Che cosa sia costato a Gesù essere il Messia, essere il Cristo, essere la Vittima del suo amore e della nostra pace, Egli ce lo dirà, nei prossimi giorni della Settimana Santa con la celebrazione della Passione del Signore. Ma intanto accogliamo con immensa gioia e con consapevole gratitudine il messaggio di pace che Gesù Cristo ha portato a noi e al mondo; e convertiamo in preghiera il nostro gaudio: O Agnello di Dio, che togli i peccati del mondo, dona a noi la pace!

La pace dei cuori, la pace delle coscienze noi chiederemo al Signore, che è venuto «per riconciliare tutte le cose in Lui stesso, rappacificandole con il sangue della sua croce» (Cfr.

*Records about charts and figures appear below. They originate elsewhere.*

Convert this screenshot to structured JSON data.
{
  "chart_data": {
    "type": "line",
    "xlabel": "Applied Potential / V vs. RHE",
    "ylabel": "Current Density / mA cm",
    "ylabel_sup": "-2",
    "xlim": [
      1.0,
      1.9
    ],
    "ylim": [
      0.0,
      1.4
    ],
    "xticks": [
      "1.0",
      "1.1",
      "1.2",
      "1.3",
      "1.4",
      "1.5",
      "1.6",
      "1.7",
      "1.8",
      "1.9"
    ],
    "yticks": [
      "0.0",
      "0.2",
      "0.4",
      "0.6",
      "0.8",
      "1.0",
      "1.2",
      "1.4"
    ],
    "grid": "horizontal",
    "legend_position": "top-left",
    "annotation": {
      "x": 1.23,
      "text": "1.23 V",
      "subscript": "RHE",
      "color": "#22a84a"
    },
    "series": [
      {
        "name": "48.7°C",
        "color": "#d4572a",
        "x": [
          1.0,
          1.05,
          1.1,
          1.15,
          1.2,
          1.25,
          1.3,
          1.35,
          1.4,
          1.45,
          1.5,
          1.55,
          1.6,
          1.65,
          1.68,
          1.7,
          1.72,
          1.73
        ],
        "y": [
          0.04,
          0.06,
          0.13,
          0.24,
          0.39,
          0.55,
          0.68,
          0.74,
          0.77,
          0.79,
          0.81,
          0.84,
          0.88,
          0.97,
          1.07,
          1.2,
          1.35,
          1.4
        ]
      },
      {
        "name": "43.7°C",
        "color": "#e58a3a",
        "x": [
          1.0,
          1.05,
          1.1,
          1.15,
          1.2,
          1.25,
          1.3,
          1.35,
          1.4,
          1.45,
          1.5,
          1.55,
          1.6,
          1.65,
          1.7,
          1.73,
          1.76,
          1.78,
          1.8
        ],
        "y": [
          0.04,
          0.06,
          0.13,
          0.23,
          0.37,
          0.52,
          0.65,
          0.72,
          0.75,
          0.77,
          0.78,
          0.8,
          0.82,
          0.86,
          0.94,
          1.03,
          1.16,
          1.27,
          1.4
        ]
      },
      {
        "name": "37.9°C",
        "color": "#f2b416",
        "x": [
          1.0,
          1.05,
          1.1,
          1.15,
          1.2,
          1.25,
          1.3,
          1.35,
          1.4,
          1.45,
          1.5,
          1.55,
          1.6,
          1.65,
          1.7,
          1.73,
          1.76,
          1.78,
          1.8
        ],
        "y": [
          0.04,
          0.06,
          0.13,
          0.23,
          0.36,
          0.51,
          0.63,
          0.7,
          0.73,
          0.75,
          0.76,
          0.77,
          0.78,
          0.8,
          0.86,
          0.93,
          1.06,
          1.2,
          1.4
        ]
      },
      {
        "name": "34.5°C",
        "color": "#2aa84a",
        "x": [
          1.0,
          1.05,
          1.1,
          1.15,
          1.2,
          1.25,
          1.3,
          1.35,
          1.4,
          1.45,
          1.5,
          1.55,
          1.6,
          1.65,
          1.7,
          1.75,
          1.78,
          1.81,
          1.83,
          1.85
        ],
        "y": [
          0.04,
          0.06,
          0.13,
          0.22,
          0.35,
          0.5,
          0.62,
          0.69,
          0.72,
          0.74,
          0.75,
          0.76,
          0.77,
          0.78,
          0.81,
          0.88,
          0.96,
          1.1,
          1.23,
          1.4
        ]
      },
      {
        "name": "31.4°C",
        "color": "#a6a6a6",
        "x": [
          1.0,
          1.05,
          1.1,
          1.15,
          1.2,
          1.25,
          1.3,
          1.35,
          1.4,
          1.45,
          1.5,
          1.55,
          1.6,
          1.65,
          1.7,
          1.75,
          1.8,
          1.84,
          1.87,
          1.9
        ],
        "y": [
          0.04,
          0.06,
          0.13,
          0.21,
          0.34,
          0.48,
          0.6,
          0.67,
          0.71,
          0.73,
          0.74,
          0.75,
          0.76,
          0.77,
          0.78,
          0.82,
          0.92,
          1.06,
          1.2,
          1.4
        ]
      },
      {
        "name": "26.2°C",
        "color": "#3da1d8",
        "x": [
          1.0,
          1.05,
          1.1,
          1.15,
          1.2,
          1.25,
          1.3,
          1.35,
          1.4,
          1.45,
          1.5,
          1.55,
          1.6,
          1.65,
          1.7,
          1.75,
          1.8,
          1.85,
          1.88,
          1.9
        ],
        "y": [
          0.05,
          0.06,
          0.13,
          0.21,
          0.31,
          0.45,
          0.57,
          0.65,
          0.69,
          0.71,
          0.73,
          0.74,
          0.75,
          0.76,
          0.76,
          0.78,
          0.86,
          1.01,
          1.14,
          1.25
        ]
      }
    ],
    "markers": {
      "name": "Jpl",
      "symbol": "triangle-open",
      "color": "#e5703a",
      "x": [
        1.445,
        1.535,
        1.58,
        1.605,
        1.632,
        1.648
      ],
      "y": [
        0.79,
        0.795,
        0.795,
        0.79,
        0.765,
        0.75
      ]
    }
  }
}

Col. 1, 20).

E preghiamo affinché la sua pace, umana, civile, spirituale renda fratelli gli uomini fra di loro e all’istinto dell’egoismo, dell’inganno, della delinquenza succeda lo spirito del mutuo rispetto e della collaborazione.

Così, Fratelli, preghiamo affinché l’olivo della pace saluti i Popoli nel loro internazionale consorzio: episodi, sintomi, e fremiti di guerre insorgono ancor oggi nella vita del mondo, e paralizzano il progresso della pacifica convivenza, risvegliando odi e cupidigie, e armando terribilmente una pace precaria e minacciosa, tristezza d’una civiltà mal sicura di sé.

Voi, giovani; voi fanciulli agitate l’olivo di Cristo, e assicurate così al mondo la nuova sua Pace! Che la Madonna ci assista e ci benedica.